As they pat down the known criminals, they can feel a wad of cash in one of the pockets. They cannot legally go in the pocket without a warrant. I'm guessing the cash is not his pension he just cashed in. But, what do I know? I'm just observing all of this. It's nearly 100 degrees and I'm wearing a black jacket that has Police written all over it. Just in case something happens, they will know I'm with the police. My heart is racing. And, I'm sweating profusely. This was not a good day to wear open toed shoes. Clearly, I'm unprepared. I'm standing there wondering if one of them has a gun and will pull it out. One of the officers, points to the wall I'm leaning against (trying to find shade in this hell), and says to me, "Stay right there where I can see you." Last time anyone said that to me was my mother when I was 5 years old. I happily oblige. For obvious reasons. She is not fucking around. And I am forever grateful for her stern words.
Is it lunchtime yet? Worrying about my life has somehow made me hungry. They all drink tea. I'm having a Bloody Mary. The pressure of this day has caused me to drink.

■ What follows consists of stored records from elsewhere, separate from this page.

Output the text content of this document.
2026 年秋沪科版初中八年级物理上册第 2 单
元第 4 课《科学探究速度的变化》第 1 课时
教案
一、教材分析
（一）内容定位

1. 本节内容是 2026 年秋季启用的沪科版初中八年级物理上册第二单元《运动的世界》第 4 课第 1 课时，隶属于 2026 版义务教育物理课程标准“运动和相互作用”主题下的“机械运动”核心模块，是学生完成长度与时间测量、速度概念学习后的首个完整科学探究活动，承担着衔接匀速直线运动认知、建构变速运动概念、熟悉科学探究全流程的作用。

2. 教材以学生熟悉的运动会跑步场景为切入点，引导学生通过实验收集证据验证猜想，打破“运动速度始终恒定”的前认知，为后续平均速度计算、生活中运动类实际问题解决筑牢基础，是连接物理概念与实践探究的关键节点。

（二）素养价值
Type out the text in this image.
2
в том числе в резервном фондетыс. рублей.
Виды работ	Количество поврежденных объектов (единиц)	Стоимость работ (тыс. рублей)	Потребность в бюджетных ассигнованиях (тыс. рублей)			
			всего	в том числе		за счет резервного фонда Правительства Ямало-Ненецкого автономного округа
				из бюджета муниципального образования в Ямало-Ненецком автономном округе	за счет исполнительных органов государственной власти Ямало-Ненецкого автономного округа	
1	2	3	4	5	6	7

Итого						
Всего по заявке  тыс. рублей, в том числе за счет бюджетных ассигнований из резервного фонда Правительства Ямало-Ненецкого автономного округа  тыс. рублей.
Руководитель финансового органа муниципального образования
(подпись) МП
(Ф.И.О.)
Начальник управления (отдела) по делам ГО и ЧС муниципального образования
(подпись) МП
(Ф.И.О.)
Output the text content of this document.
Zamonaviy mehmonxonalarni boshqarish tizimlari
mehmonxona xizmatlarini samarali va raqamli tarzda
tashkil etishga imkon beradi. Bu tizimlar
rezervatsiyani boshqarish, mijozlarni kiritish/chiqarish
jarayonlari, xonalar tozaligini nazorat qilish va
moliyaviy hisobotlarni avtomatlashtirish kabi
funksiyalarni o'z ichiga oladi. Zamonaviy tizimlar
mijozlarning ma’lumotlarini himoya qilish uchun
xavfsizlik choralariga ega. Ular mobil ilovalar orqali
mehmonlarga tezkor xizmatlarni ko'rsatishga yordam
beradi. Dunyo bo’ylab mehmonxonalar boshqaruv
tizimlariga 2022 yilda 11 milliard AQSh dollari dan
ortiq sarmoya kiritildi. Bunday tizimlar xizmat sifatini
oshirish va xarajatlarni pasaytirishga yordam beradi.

After lunch, we are off to arrest a rather large man (400 lbs) for some warrant. Backup is needed. Ummm...is he going to sit in the back with me? Not sure I'm comfortable with that strategy...
As we head to yet another sad and in much need of a bulldozer apartment complex, we are rerouted. "Put your seatbelt on Wanda." Huh? We are just going a few blocks, no? Sirens go on. Guess, we aren't. "There's a cutting." A cutting? You mean a stabbing? "Yes. Hold on."
We head to a Motel 6 in East Dallas. My first trip there. As we walk into the lobby, there is a guy in a pool of blood who was just stabbed by his girlfriends ex boyfriend (or lover or pimp...who the hell knows?). This is now a crime scene. Don't touch anything. Especially, the drops of blood everywhere. More crack and heroin addicts. As they haul him off to the hospital, he keeps saying, "Am I going to die?" I won't forget his face nor his eyes with dark circles around his eyes. Tats and blood all over him. Not sure if he made it after his surgery. Surviving multiple stab wounds would be a miracle.
The emaciated girlfriend. The long haired Hispanic alleged assailant. The black witness who couldn't form a proper sentence if he tried. He kept saying he had to get to work so he could pay for his room. The victim who was stabbed. All too much for me.
Since this is now a crime scene, I'm hauled off in a police car to my home. My very safe home. No rotted wood. No mattresses by the door. No holes in my front door. No needles anywhere near my home.
I sit on my couch unable to move. I'm exhausted from this day. But for my police friends? They must get up each day and do this again. And again. They choose courage over comfort each day.
Next time you see a police officer, buy them lunch. Or simply thank them. They shield us from an everyday life that we never have to see.
Thank you, J and T. An adventure I will never forget. A day we should all experience and then give thanks for the safe lives we live.